Bloomberg reported that Amanat selected banks in 2023 to manage an initial public offering of its healthcare business expected to raise around $200 million. The plans were shelved when the investment group decided instead to list its education arm Almasar Alshamil, which raised $160 million from its Tadawul flotation in December.
Abdallah said: “My understanding is that it was about priorities. The education constituent was considered more ready for a listing given the Saudi government’s contribution to the sector.”
The kingdom is expanding privatisation of specialist and mainstream education to improve quality and accessibility.
For the healthcare business, an IPO is “something we’re always considering”, said Abdallah.
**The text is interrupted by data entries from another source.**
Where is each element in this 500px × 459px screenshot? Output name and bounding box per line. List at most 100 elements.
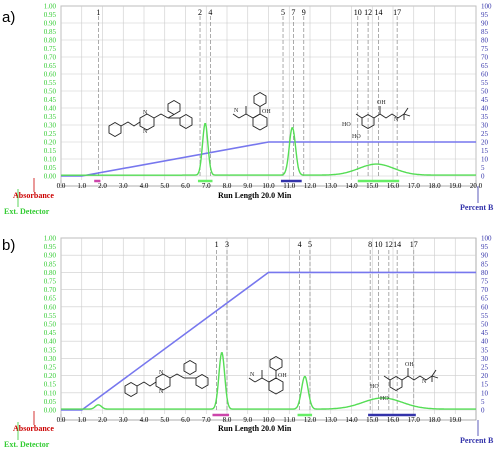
panel-a-left-tick-label: 0.40 — [44, 105, 57, 113]
panel-a-right-tick-label: 50 — [481, 88, 489, 96]
panel-b-structure-salbutamol — [383, 368, 439, 392]
panel-b-structure-oh-group: OH — [278, 373, 287, 379]
panel-b-fraction-markers: 1 3 4 5 8 10 12 14 17 — [215, 240, 418, 410]
panel-b-chromatogram: b) 1 3 4 5 8 10 12 14 17 0.000.050.100.150.200.2… — [2, 235, 494, 450]
panel-a-left-tick-label: 0.70 — [44, 54, 57, 62]
panel-b-fraction-label: 1 — [215, 240, 219, 249]
panel-b-x-tick-label: 3.0 — [119, 416, 128, 424]
panel-a-right-tick-label: 15 — [481, 147, 489, 155]
panel-a-detector-label: Ext. Detector — [4, 207, 50, 216]
panel-a-fraction-label: 4 — [208, 8, 212, 17]
panel-a-fraction-markers: 1 2 4 5 7 9 10 12 14 17 — [96, 8, 401, 176]
panel-a-x-tick-label: 19.0 — [449, 182, 462, 190]
panel-a-left-tick-label: 0.55 — [44, 79, 57, 87]
panel-a-right-tick-label: 5 — [481, 164, 485, 172]
panel-b-right-tick-label: 100 — [481, 235, 492, 243]
panel-b-structure-oh-group: HO — [380, 396, 389, 402]
panel-a-fraction-label: 5 — [281, 8, 285, 17]
panel-b-x-tick-label: 0.0 — [57, 416, 66, 424]
panel-b-right-tick-label: 65 — [481, 295, 489, 303]
panel-a-right-tick-label: 55 — [481, 79, 489, 87]
panel-b-x-tick-label: 17.0 — [408, 416, 421, 424]
panel-b-absorbance-trace — [61, 352, 476, 410]
panel-b-right-tick-label: 30 — [481, 355, 489, 363]
panel-b-x-tick-label: 11.0 — [283, 416, 295, 424]
panel-b-x-tick-label: 16.0 — [387, 416, 400, 424]
panel-b-fraction-label: 3 — [225, 240, 229, 249]
panel-a-x-tick-label: 5.0 — [160, 182, 169, 190]
panel-b-left-tick-label: 0.30 — [44, 355, 57, 363]
panel-b-structure-n-atom: N — [422, 379, 427, 385]
panel-a-right-tick-label: 85 — [481, 28, 489, 36]
panel-a-left-tick-label: 0.20 — [44, 139, 57, 147]
panel-b-x-tick-label: 4.0 — [140, 416, 149, 424]
panel-a-fraction-label: 12 — [364, 8, 372, 17]
panel-a-x-tick-label: 9.0 — [243, 182, 252, 190]
panel-b-detector-label: Ext. Detector — [4, 440, 50, 449]
panel-a-x-tick-label: 14.0 — [345, 182, 358, 190]
panel-a-structure-n-atom: N — [394, 117, 399, 123]
panel-a-grid — [60, 5, 477, 180]
panel-a-right-tick-label: 90 — [481, 20, 489, 28]
panel-b-left-tick-label: 0.80 — [44, 269, 57, 277]
panel-b-left-tick-label: 0.90 — [44, 252, 57, 260]
panel-b-right-tick-label: 25 — [481, 364, 489, 372]
panel-b-structure-piperazine — [124, 359, 209, 398]
panel-b-right-tick-label: 5 — [481, 398, 485, 406]
panel-a-left-tick-label: 0.95 — [44, 11, 57, 19]
panel-b-right-tick-label: 95 — [481, 243, 489, 251]
panel-a-structure-salbutamol — [355, 106, 411, 130]
panel-a-fraction-label: 9 — [302, 8, 306, 17]
panel-a-x-tick-label: 4.0 — [140, 182, 149, 190]
panel-a-fraction-label: 10 — [354, 8, 362, 17]
panel-b-left-tick-label: 0.15 — [44, 381, 57, 389]
panel-a-left-tick-label: 0.30 — [44, 122, 57, 130]
panel-a-left-tick-label: 0.05 — [44, 164, 57, 172]
panel-b-left-tick-label: 0.05 — [44, 398, 57, 406]
panel-a-x-tick-label: 16.0 — [387, 182, 400, 190]
panel-a-x-axis-label: Run Length 20.0 Min — [218, 191, 292, 200]
panel-b-left-tick-label: 0.55 — [44, 312, 57, 320]
panel-a-right-tick-label: 25 — [481, 130, 489, 138]
panel-a-left-tick-label: 0.50 — [44, 88, 57, 96]
panel-a-x-tick-label: 18.0 — [428, 182, 441, 190]
panel-b-right-tick-label: 90 — [481, 252, 489, 260]
panel-a-left-tick-label: 0.25 — [44, 130, 57, 138]
panel-b-right-tick-label: 0 — [481, 407, 485, 415]
panel-a-x-tick-label: 3.0 — [119, 182, 128, 190]
panel-b-right-axis-ticks: 0510152025303540455055606570758085909510… — [481, 235, 492, 415]
panel-a-x-tick-label: 7.0 — [202, 182, 211, 190]
panel-a-percent-b-label: Percent B — [460, 203, 494, 212]
panel-a-fraction-label: 2 — [198, 8, 202, 17]
panel-b-left-tick-label: 0.95 — [44, 243, 57, 251]
panel-a-x-tick-label: 6.0 — [181, 182, 190, 190]
panel-b-x-tick-label: 6.0 — [181, 416, 190, 424]
panel-b-right-tick-label: 15 — [481, 381, 489, 389]
panel-a-right-tick-label: 100 — [481, 3, 492, 11]
panel-b-left-tick-label: 0.85 — [44, 260, 57, 268]
panel-b-left-tick-label: 0.00 — [44, 407, 57, 415]
panel-a-x-tick-label: 0.0 — [57, 182, 66, 190]
panel-b-fraction-label: 8 — [368, 240, 372, 249]
panel-a-structure-oh-group: HO — [342, 122, 351, 128]
panel-a-right-tick-label: 0 — [481, 173, 485, 181]
panel-b-left-axis-ticks: 0.000.050.100.150.200.250.300.350.400.45… — [44, 235, 57, 415]
panel-b-fraction-label: 10 — [374, 240, 382, 249]
panel-a-gradient-line — [61, 141, 476, 177]
panel-b-left-tick-label: 0.20 — [44, 372, 57, 380]
panel-b-left-tick-label: 0.50 — [44, 321, 57, 329]
panel-b-x-axis-ticks: 0.0 1.0 2.0 3.0 4.0 5.0 6.0 7.0 8.0 9.0 10.0 11.0 12… — [57, 416, 462, 424]
panel-a-right-tick-label: 65 — [481, 62, 489, 70]
panel-a-x-tick-label: 12.0 — [304, 182, 317, 190]
panel-a-structure-venlafaxine — [232, 91, 268, 131]
panel-b-x-tick-label: 14.0 — [345, 416, 358, 424]
panel-b-left-tick-label: 0.10 — [44, 389, 57, 397]
panel-b-right-tick-label: 45 — [481, 329, 489, 337]
panel-a-right-tick-label: 45 — [481, 96, 489, 104]
panel-b-right-tick-label: 85 — [481, 260, 489, 268]
panel-a-x-tick-label: 10.0 — [262, 182, 275, 190]
panel-b-structure-oh-group: HO — [370, 384, 379, 390]
panel-b-fraction-label: 5 — [308, 240, 312, 249]
panel-a-left-tick-label: 0.75 — [44, 45, 57, 53]
panel-b-right-tick-label: 80 — [481, 269, 489, 277]
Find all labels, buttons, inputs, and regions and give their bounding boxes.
“I wouldn’t say we’ve scratched [the plan]. It’s a different monetisation avenue and we’re always looking at how best to serve the interests of our portfolio companies and shareholders,” he said.
“But we’re not like private equity, dictated by a timetable for [an exit].”
An Amanat spokesperson said: “Our focus remains on scaling operations, enhancing margins and progressing toward our medium-term target of exceeding 1,000 beds.
“Any future monetisation, including a potential IPO, would be considered only when strategically and financially optimal.”
Amanat grew its revenues by 17 percent year on year to AED931.7 million in 2025, driven by “strong performance across its core businesses”, it said in a stock market filing last week.
The healthcare division grew its average monthly EBITDA by 21 percent year on year to AED10.4 million in the fourth quarter and operational bed capacity by 16 percent. A further 90 beds are to be operational in 2026 across existing facilities, with 10 more under development.
“We could grow our capacity to 800 beds with planned refurbishments then add one or two facilities in Saudi, which would take us to our target,” Abdallah said. The cost of adding a new bed is roughly AED1 million, he added.
In the kingdom 15-20 percent of acute care hospital beds are occupied by post-acute, or long-term care (LTC) patients, “highlighting unmet demand” for an estimated 12,000 LTC beds by 2030 and 24,400 by 2040, according to a Knight Frank report in January.
Saudi’s Ministry of Investment has identified LTC as an investment priority and the Health Holding Company aims to convert lower-capacity hospitals into specialised LTC facilities.
“The investment potential is significant,” said Gireesh Kumar, an associate partner at Knight Frank.
“With occupancy exceeding 90 percent, there is an urgent need to expand LTC capacity and a growing opportunity for local and international healthcare providers.”